Locations can make a film and conversely a film can make a location. Amazing scenery can add an extra dimension as well as advertising the beauties of a particular place.
The Man With the Golden Gun
Thailand is a country that has benefitted from being used as a film location. The islands off its coast provided the perfect place for Scaramanga’s hideaway in ‘The Man with the Golden Gun’. James Bond found the arch villain in a truly amazing tropical paradise. It was this tropical beauty that was also exploited by Danny Boyle in ‘The Beach’. The Thai island location was stunning and surely many flights to Thailand were booked as a result of these films showcasing the country’s natural beauty.
Sometimes the scenery in a film can overshadow the other aspects and at least if the plot and characterisation don’t enthral you, it is possible to enjoy the settings.
Cities make great locations for films too. The 1953 film ‘Roman Holiday’ showcased many of Rome’s attractions as sheltered princess Audrey Hepburn enjoys a day in the city with Gregory Peck. Together they visit a number of Rome’s major tourist sights.
It’s hard to believe that Johnny Depp and Angelina Jolie could ever be overshadowed in a film but this is certainly the case in ‘The Tourist’. It is set in an around Venice and this unique city is really the star of this romantic thriller in which a mystery woman persuades a tourist to assist her. It uses all of Venice’s iconic monuments to move the story along.
Lord of the Rings
Italy’s city attractions have long been known but by choosing to film ‘The Lord of the Rings’ trilogy in his home country of New Zealand, director Peter Jackson definitely kick-started New Zealand’s film tourism.
Jackson used a variety of locations to depict different areas of Tolkien’s fantasy world. The Waikato Region doubled up ideally as Middle Earth and home of the hobbits, while the mountainous, rugged Taipo region was where many of the battle scenes were filmed.

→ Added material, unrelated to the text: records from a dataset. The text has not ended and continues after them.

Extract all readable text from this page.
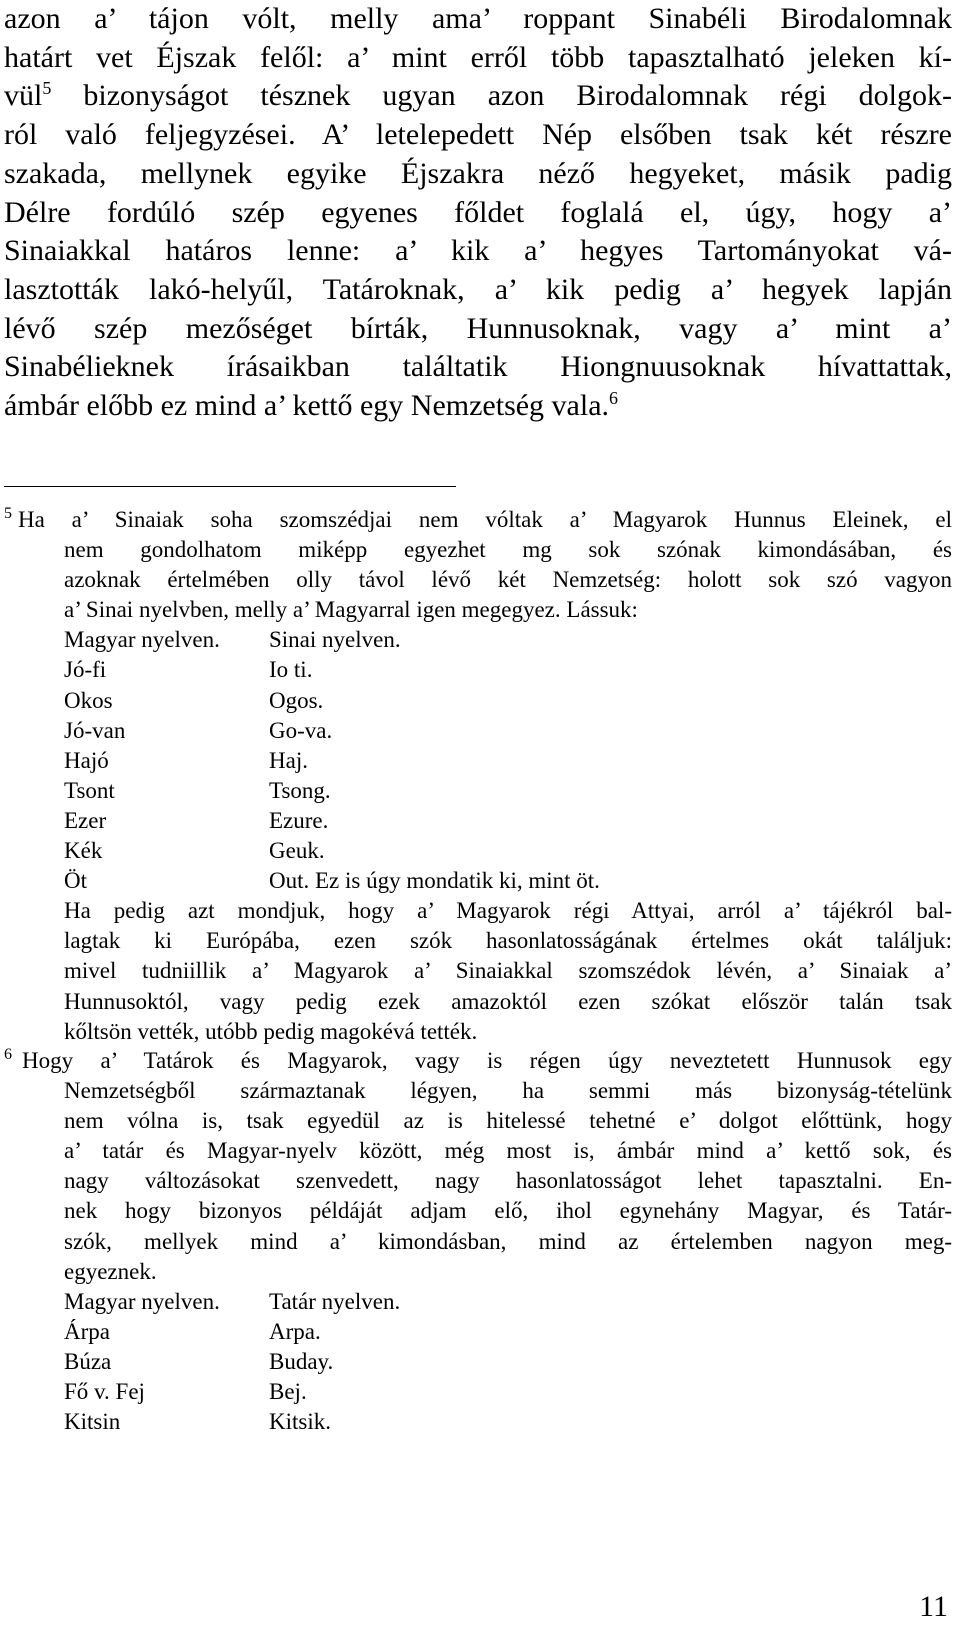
azon a’ tájon vólt, melly ama’ roppant Sinabéli Birodalomnak
határt vet Éjszak felől: a’ mint erről több tapasztalható jeleken kí-
vül$^5$ bizonyságot tésznek ugyan azon Birodalomnak régi dolgok-
ról való feljegyzései. A’ letelepedett Nép elsőben tsak két részre
szakada, mellynek egyike Éjszakra néző hegyeket, másik padig
Délre fordúló szép egyenes főldet foglalá el, úgy, hogy a’
Sinaiakkal határos lenne: a’ kik a’ hegyes Tartományokat vá-
lasztották lakó-helyűl, Tatároknak, a’ kik pedig a’ hegyek lapján
lévő szép mezőséget bírták, Hunnusoknak, vagy a’ mint a’
Sinabélieknek írásaikban találtatik Hiongnuusoknak hívattattak,
ámbár előbb ez mind a’ kettő egy Nemzetség vala.$^6$
5 Ha a’ Sinaiak soha szomszédjai nem vóltak a’ Magyarok Hunnus Eleinek, el
nem gondolhatom miképp egyezhet mg sok szónak kimondásában, és
azoknak értelmében olly távol lévő két Nemzetség: holott sok szó vagyon
a’ Sinai nyelvben, melly a’ Magyarral igen megegyez. Lássuk:
Magyar nyelven.	Sinai nyelven.
Jó-fi	Io ti.
Okos	Ogos.
Jó-van	Go-va.
Hajó	Haj.
Tsont	Tsong.
Ezer	Ezure.
Kék	Geuk.
Öt	Out. Ez is úgy mondatik ki, mint öt.
Ha pedig azt mondjuk, hogy a’ Magyarok régi Attyai, arról a’ tájékról bal-
lagtak ki Európába, ezen szók hasonlatosságának értelmes okát találjuk:
mivel tudniillik a’ Magyarok a’ Sinaiakkal szomszédok lévén, a’ Sinaiak a’
Hunnusoktól, vagy pedig ezek amazoktól ezen szókat először talán tsak
kőltsön vették, utóbb pedig magokévá tették.
6 Hogy a’ Tatárok és Magyarok, vagy is régen úgy neveztetett Hunnusok egy
Nemzetségből származtanak légyen, ha semmi más bizonyság-tételünk
nem vólna is, tsak egyedül az is hitelessé tehetné e’ dolgot előttünk, hogy
a’ tatár és Magyar-nyelv között, még most is, ámbár mind a’ kettő sok, és
nagy változásokat szenvedett, nagy hasonlatosságot lehet tapasztalni. En-
nek hogy bizonyos példáját adjam elő, ihol egynehány Magyar, és Tatár-
szók, mellyek mind a’ kimondásban, mind az értelemben nagyon meg-
egyeznek.
Magyar nyelven.	Tatár nyelven.
Árpa	Arpa.
Búza	Buday.
Fő v. Fej	Bej.
Kitsin	Kitsik.
11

‘Australia’, which starred Nicole Kidman and Hugh Jackman, didn’t perhaps set the world on fire but there is no denying that the scenery used in the film definitely made you want to visit the land down under. Filmed in the Northern Territories, Queensland and Western Australia, the film’s barren and beautiful locations are a great advertisement for the country, making film goers consider a flight to Australia to experience the Aussie landscape for themselves .
The Kimberly Range provides a stunning backdrop to the action. This rugged landscape is a real attraction for those who love the great outdoors. From the town of Kununurra, visitors can visit the Mirima National Park. Baz Luhrmann made great use of its canyons, waterfalls and amazing rock formations in the film.
Eat, Pray, Love
Many films involve travel to a variety of places. Julia Roberts recently starred in ‘Eat, Pray, Love’, which was based on the book of the same name by Elizabeth Gilbert. Following a messy divorce, Elizabeth sets out on a journey of self-discovery. She ‘eats’ in Rome, ‘prays’ at an ashram in India and finds ‘love’ in Bali. The locations in this film are essential to the story and are lovingly and beautifully filmed.

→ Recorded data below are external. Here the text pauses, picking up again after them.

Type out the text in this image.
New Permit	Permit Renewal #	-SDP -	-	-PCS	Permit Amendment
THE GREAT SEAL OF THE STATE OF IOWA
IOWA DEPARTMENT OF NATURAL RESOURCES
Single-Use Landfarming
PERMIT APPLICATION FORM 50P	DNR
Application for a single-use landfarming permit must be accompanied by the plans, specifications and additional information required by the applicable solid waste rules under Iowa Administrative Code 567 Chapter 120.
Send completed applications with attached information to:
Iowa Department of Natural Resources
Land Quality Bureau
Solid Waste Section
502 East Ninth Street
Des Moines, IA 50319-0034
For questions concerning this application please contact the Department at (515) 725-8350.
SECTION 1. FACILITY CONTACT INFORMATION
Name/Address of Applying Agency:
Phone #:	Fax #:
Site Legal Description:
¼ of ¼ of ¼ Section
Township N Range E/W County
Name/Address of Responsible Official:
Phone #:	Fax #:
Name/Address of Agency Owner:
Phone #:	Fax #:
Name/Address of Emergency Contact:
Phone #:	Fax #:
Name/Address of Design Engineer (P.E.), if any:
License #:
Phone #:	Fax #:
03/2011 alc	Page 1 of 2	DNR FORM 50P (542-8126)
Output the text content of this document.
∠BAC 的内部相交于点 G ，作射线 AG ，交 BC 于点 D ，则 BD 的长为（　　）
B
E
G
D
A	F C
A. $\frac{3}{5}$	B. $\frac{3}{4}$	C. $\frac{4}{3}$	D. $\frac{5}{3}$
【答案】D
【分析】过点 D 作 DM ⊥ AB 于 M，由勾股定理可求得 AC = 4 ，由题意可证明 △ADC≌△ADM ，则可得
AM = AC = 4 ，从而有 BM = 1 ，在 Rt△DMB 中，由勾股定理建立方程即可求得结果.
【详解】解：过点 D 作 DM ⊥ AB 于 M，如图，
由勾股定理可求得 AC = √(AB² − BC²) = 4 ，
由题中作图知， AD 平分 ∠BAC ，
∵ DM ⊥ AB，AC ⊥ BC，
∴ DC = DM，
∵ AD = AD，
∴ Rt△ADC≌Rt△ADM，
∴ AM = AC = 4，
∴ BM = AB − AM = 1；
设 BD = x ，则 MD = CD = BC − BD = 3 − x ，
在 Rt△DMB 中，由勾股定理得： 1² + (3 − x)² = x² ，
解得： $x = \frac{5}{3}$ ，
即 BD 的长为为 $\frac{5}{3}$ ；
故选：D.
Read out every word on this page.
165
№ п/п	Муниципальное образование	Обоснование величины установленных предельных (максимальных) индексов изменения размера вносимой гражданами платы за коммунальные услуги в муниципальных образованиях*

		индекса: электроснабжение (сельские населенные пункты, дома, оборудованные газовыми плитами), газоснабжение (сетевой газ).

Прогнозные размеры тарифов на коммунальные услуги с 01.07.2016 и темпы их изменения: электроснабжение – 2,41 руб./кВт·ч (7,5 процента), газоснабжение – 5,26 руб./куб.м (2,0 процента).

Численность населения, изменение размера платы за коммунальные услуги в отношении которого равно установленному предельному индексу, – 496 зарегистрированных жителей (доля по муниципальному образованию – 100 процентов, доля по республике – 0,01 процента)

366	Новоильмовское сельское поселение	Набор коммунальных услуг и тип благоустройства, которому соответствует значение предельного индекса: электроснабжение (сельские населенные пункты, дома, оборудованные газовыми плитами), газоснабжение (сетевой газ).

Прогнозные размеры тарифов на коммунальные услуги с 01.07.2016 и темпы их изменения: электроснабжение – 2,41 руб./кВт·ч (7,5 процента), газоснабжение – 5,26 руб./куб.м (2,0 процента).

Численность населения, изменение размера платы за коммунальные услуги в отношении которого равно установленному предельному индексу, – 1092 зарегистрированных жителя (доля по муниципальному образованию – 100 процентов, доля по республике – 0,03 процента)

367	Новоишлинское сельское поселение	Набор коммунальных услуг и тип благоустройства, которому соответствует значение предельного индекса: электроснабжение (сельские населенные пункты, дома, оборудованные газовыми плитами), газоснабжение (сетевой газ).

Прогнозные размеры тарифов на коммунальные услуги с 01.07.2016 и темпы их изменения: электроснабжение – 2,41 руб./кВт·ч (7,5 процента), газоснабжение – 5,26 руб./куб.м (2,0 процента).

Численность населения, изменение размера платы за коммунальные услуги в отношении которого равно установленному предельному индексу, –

Another great travelogue film is 2004′s ‘Motorcycle Diaries’, which is based on the early travels of Che Guevara and his friend Alberto Granado as they make an epic journey from Buenos Aires to Brazil. Traveling through the Andes and the Amazon region and everywhere in between, they meet a huge range of people and see some amazing places. The film depicts South America in all its glory.
The Bucket List
‘The Motorcycle Diaries’ is a story of two men traveling at the beginning of their lives. ‘The Bucket List’ focuses on two men traveling together at the end of their lives. Morgan Freeman and Jack Nicholson play terminally ill men who travel the world to experience as much as they can. They visit the North Pole, Paris, the Taj Mahal in India, the Pyramids of Giza and Hong Kong and go on safari in Africa, among other things. It is really a chance to experience the whole world in one film.
Thelma and Louise
American road trips are always popular themes for films. With its wide-open spaces, long straight roads and isolated desert communities, the US provides ideal locations for a film. In 1991, ‘Thelma and Louise’ saw two ordinary women embark on a road trip due to extraordinary circumstances. After a run-in with the law, they aim to reach Mexico without going through Texas. This circuitous route takes them through Oklahoma, New Mexico and into Arizona and the Grand Canyon. It is one of many road films with themes of escaping the outside world and finding yourself. Roadside motels and family-run diners often feature in this kind of film, adding to the romance and excitement of the idea of a road trip.
Perhaps the world’s most familiar film set is the city of New York and many films highlight its attractions. Woody Allen is synonymous with New York and his film ‘Manhattan’ is perhaps one that truly shows the city in all its glory. Its black and white footage provides a glamorous depiction of the ‘Big Apple’.